Provided a reference and a query VCF/BCF file, Checkphase compares common biallelic variants from both files and gives a summary on switch errors (useful for haplotype phasing) and genotype errors (useful for genotype imputation). The tool uses Htslib to load the VCFs and to identify common sites.
Note: The reference and the query files must contain exactly the same samples.
Note: A different phase in both input files at a heterozygous site is only considered as a switch error if the phase at the previous common heterozygous site was equal. Otherwise, the path simply continues and the difference is therefore not another switch error. Futhermore, a phase difference at the first heterozygous position is considered as a switch in the maternal and paternal path (mat/pat switch) and not as a switch error.
The --stat
switch continuously writes the progress in a file with the provided filename.
The --dump
switch dumps for each sample the phase error positions to stderr.
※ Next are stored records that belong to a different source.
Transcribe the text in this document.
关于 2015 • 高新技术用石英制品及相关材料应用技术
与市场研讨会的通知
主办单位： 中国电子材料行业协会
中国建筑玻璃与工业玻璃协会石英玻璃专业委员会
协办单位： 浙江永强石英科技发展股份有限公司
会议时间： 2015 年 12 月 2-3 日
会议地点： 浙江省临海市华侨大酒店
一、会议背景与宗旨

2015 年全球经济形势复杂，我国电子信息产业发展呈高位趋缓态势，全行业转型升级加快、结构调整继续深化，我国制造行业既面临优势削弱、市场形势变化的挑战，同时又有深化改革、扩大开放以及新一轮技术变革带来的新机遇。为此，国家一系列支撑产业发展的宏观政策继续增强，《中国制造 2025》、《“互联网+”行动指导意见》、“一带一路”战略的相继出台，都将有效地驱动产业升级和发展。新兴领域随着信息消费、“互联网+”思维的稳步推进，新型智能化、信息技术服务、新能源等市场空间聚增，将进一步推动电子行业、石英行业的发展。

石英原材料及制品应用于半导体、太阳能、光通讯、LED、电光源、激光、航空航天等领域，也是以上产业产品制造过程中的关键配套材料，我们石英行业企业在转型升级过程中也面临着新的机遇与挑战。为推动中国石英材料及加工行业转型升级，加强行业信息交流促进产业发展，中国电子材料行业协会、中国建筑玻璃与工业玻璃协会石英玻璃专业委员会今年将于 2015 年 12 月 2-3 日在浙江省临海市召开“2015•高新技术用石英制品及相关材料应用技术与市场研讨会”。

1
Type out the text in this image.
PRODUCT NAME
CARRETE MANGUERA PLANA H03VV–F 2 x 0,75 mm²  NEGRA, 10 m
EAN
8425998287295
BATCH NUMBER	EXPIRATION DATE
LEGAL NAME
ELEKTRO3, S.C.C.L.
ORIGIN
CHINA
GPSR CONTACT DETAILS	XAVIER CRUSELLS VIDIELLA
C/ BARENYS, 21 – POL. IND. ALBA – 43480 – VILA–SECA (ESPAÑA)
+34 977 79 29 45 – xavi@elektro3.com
Comparing two phasing outputs:
$ checkphase ref.vcf.gz query.vcf.gz
Input files:
Reference: ref.vcf.gz
Query: query.vcf.gz
Reference variants (from index): Mref = 8799
Reference samples: Nref = 500
Query variants (from index): Mquery = 8799
Query samples: Nquery = 500
Passed samples check.
Checking common variants for phase and genotype errors... done.
Summary:
Haploid ref samples: 0
Haploid query samples: 0
Reference variants: 8799
Query variants: 8799
Common variants: 8799
Checked variants: 8799
Excluded commons: 0
Not biallelic in ref: 0
Not biallelic in query: 0
Alleles do not match: 0
Ref/Alt swaps: 0
Strand flips: 0
Ref/Alt + Strand flip: 0
Missing or unphased sites:
Total missing in ref: 0
Total missing in query: 0
Total unphased het in ref: 0
Total unphased het in query: 0
Genotype errors (hard):
Total genotype errors: 0
Minimum genotype errors: 0
Maximum genotype errors: 0
Average gt err per sample: 0
Minimum gt error rate: 0
Maximum gt error rate: 0
Average gt error rate: 0
Standard GER deviation: 0
GER variance: 0
Switch errors:
Total switch errors: 27855
Minimum switch errors: 4
Maximum switch errors: 379
Average sw err per sample: 56
Minimum sw error rate: 0.000454597
Maximum sw error rate: 0.0430731
Average sw error rate: 0.0063314
Standard SER deviation: 0.00318695
SER variance: 0.000220513
Switch error free targets: 0
Mat/Pat switches: 251
The bash script checkphase_extract
can be used to generate a CSV file from several outputs of Checkphase, e.g. from several chromosome files.
In addition, the bash script checkphase_summary
summarizes the outputs of several Checkphase runs.
Both scripts use AWK in the background.